The root ext object that is provided to the API description language also represents the root namespace. A nested namespace can be added with the ext.add_namespace(method). Its parameters are:
def add_namespace(self, cpp_name, kl_name=None):
The cpp_name is the name of the namespace in C++, and is required. kl_name is the name that should be used for prefixing in KL, and if not provided defaults to the cpp_name.
The resulting namespace object can in turn have types added to see as described in How Kludge Wraps Types, have functions added to it How Kludge Wraps Functions, or even have sub-namespaces created below it.

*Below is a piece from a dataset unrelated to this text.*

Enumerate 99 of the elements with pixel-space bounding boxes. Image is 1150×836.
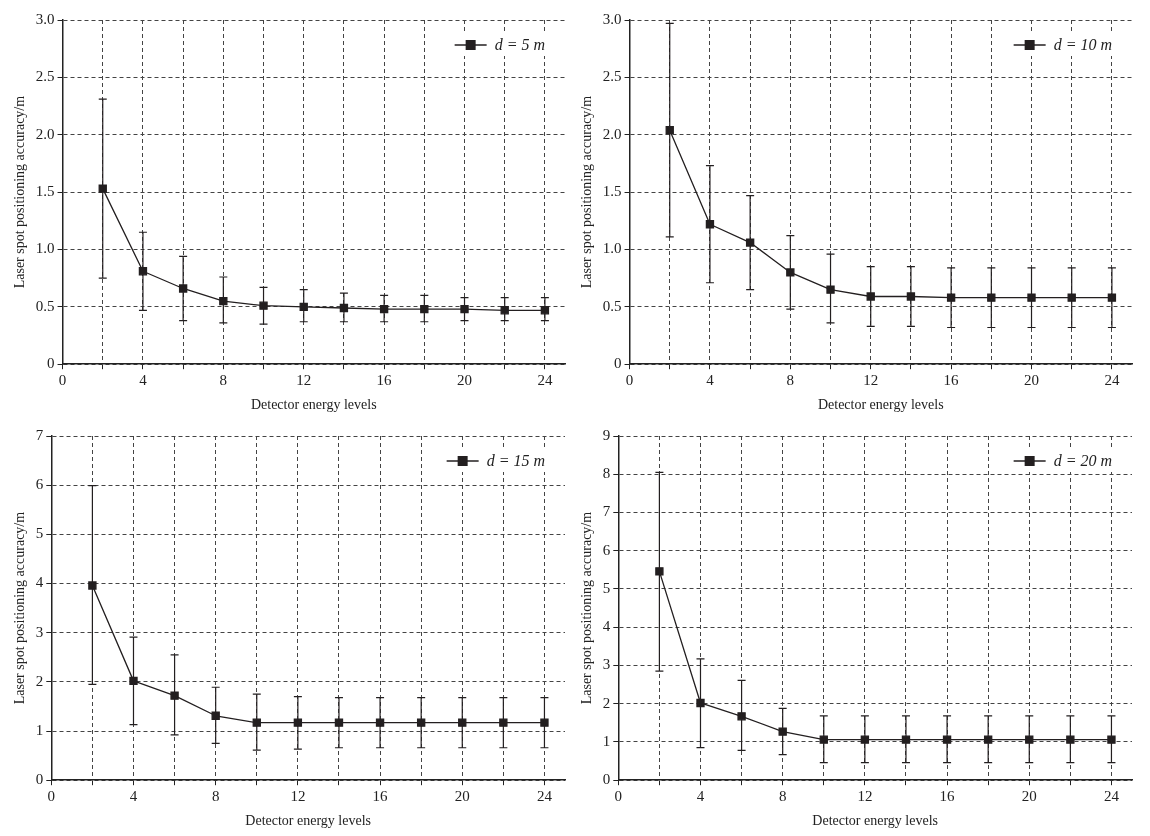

This is illustrated with an example. The following API description:
ns = ext.add_namespace('MyLib')
ty = ns.add_owned_type('SomeType')
ty.add_const_method('Foo', 'int')
sns = ns.add_namespace('ChildNS')
sns.add_alias('IntType', 'int')
would result in the KL API:
struct MyLib_SomeType {...};
SInt32 MyLib_SomeType.Foo?();
alias SInt32 MyLib_ChildNS_IntType;
Note that wrapping a type (for example, using .add_owned_type()) also creates a child namespace. This is important functionality that allows, for instance, nested types, enums and type aliases to be scoped under classes or structs:
ty = ext.add_type("SomeType")
ty.add_enum("SomeEnum", ['ValueOne', 'ValueTwo'])
produces:
struct SomeType {...};
alias SInt32 SomeType_SomeEnum;
const SomeType_ValueOne = 0;
const SomeType_ValueTwo = 1;
It is important to note that C++ types are looked up in the namespace where they are referenced. This works exactly as you would expect in C++.